LES CÉLÉBRATIONS DE BOURGOGNE

-1962 ● Décès de Gaston Bachelard

Né le 27 juin 1884 à Bar-sur-Aube, dans une famille d’artisans cordonniers, Gaston Bachelard restera marqué par ce site champenois blotti au bord d’une rivière. Un de ses plus grands livres, L’eau et les rêves, en sera fortement imprégné. Après des études au collège de Bar-sur-Aube, il devint répétiteur au collège de Sézanne en 1902-1903, puis surnuméraire aux Postes et Télégraphes de Remiremont. Après son service militaire à Pont-à-Mousson, le voilà de nouveau en fonction postale, à Paris cette fois, tout en préparant une licence de mathématiques obtenue en 1912 : exigence de rigueur fondamentale. Il échoua de peu au concours d’élèves ingénieurs des télégraphes. Le 8 juillet 1914, il épousait Jeanne Rossi, une jeune institutrice de son pays ; moins d’un mois plus tard, il était mobilisé et il restera 38 mois sur le front. Il parlera très peu de cette expérience de la guerre. En 1919, il réintégra le collège de Bar-sur-Aube comme professeur de physique et de chimie. En 1920, son épouse mourut d’une affection pulmonaire.

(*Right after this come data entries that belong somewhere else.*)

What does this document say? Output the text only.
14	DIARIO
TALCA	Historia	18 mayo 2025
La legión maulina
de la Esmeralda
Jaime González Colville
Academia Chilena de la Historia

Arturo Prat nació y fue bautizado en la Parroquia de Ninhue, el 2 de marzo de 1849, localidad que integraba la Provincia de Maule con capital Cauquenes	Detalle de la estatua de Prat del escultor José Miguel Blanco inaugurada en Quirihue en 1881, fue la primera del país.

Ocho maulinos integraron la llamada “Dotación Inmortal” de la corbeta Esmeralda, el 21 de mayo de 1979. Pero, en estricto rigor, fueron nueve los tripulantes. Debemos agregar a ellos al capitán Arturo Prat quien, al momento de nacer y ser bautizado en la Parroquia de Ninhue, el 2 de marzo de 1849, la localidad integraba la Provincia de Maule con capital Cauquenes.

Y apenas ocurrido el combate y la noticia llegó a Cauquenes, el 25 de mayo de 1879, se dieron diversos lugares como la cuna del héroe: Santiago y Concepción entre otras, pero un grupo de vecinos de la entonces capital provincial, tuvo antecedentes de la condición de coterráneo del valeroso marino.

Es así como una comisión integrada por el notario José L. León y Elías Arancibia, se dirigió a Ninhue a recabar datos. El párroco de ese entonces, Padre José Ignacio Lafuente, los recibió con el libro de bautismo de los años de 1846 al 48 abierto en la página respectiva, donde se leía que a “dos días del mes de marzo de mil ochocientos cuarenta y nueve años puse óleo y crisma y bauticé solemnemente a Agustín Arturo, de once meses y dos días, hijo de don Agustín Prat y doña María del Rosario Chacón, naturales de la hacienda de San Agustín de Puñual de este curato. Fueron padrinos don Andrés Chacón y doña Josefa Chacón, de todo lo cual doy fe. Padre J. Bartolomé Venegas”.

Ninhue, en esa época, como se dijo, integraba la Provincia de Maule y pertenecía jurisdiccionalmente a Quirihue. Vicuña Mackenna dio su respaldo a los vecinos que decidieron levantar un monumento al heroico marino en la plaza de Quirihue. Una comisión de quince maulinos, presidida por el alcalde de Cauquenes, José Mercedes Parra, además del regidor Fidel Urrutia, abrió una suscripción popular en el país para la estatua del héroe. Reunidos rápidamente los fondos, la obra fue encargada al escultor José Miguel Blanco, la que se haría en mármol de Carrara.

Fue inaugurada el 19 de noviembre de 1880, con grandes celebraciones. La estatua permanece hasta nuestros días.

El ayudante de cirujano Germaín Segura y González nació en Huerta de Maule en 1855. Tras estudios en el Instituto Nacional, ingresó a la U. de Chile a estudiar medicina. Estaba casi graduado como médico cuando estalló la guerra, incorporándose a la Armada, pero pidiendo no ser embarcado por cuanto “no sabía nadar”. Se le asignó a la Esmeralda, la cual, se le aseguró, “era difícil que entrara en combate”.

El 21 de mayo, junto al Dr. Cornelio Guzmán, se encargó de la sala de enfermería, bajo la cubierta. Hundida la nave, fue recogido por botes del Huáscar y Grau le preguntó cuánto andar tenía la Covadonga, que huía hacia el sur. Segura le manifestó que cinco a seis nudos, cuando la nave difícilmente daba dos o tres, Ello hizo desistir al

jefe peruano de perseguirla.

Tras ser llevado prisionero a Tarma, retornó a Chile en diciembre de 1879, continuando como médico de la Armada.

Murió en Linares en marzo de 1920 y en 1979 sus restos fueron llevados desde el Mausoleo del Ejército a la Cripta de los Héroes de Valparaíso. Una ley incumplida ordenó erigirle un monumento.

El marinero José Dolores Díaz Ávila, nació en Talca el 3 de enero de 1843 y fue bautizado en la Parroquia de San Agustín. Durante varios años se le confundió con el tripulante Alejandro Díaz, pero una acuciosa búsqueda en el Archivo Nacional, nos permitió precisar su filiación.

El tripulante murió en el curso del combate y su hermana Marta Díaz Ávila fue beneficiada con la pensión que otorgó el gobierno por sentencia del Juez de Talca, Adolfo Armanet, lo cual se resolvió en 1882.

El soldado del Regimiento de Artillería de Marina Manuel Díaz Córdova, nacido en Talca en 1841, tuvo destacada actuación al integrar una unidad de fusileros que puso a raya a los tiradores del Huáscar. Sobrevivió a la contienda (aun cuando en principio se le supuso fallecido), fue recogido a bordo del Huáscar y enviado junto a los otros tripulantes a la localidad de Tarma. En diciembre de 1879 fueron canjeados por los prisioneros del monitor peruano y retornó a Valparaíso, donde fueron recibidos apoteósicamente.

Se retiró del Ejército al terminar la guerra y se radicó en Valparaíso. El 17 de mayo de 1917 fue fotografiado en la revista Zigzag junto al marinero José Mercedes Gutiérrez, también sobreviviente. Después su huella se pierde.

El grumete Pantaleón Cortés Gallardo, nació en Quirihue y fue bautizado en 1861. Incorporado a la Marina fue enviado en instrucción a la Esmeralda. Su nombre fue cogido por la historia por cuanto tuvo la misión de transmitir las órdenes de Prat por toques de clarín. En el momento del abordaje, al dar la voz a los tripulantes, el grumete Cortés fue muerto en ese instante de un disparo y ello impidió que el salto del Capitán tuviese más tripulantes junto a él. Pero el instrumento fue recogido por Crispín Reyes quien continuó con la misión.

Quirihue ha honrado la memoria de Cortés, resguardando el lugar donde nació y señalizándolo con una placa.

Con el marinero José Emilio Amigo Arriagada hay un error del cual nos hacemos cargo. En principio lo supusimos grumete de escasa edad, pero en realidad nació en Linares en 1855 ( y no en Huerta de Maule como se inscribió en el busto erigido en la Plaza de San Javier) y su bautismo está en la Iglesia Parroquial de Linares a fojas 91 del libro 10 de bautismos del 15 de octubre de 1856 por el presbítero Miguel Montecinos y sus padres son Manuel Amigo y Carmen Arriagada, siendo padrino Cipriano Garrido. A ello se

La mélancolie pénétra dans la substance intime de son œuvre. Désormais, son orientation philosophique sera irrémédiable. Agrégé de philosophie en 1922, il enseigna cette discipline à Bar-sur-Aube tout en poursuivant son enseignement scientifique. En 1927, il soutint une thèse d’épistémologie : Essai sur la connaissance approchée. En 1930, il fut nommé professeur à la Faculté des lettres de Dijon. En 1938, il publia un essai d’un intérêt capital : La formation de l’esprit scientifique où il se livre à une « psychanalyse de la connaissance » : l’imagination y est passée au crible, en tant qu’obstacle à la quête de l’objectivité scientifique. Toutefois, cette même année, il comprit soudainement que le statut de l’imagination et de l’image pouvait être envisagé non plus comme un obstacle mais comme un foyer de rêverie et de dynamisme poétique. Paraît alors La psychanalyse du feu, qui incarne un nouveau départ. Désormais l’œuvre bachelardienne se déploiera sur deux plan distincts : épistémologie scientifique, poétique de l’imagination. Sur ce second versant vont paraître quatre livre essentiels, de 1942 à 1948, consacrés successivement à l’Eau, à l’Air et à la Terre : comment les images fondamentales issues des Éléments cosmiques premiers viennent structurer non seulement notre espace imaginaire, mais aussi celui de la littérature et de la poésie. C’est certainement la partie la plus accessible, la plus connue, la plus suggestive de son œuvre. En 1940, Bachelard fut appelé à la chaire d’histoire et de philosophie des sciences de la Sorbonne. Sa carrière d’enseignant s’acheva en 1955, année où il fut élu à l’Académie des sciences morales et politiques. La dernière partie de son œuvre est entièrement consacrée à une exploration, sans cesse élargie, de l’imagination comme rapport fondamental au monde, jalonnée par trois chefs-d’œuvre : La poétique de l’espace, la poétique de la rêverie, et, pour finir, La flamme d’une chandelle, qui est en quelque sorte son testament spirituel. Grand Prix national des Lettres en 1961, Bachelard mourut à Paris le 16 octobre 1962. Il fut enterré à Bar-sur-Aube, auprès de son épouse, et où leur fille Suzanne, membre d’honneur de l’Académie des sciences, arts et belles-lettres de Dijon, les a rejoints en 2007. Une destinée atypique, une œuvre marquée par une dualité passionnante et féconde, et un style hors pair.

Gaston Bachelard, l'homme du poème et du théorème : actes du colloque du centenaire, Dijon 1984, organisé par le Centre de recherche sur l'image, le symbole et le mythe, par le Département de philosophie de l'Université de Bourgogne, par l'Institut Jean-Baptiste Dumay, par la Société bourguignonne de philosophie, Ed. universitaires de Dijon, 1986, 347 p. ; - Jean Libis, Gaston Bachelard ou La solitude inspirée, Berg international éd., 2007, 166 p.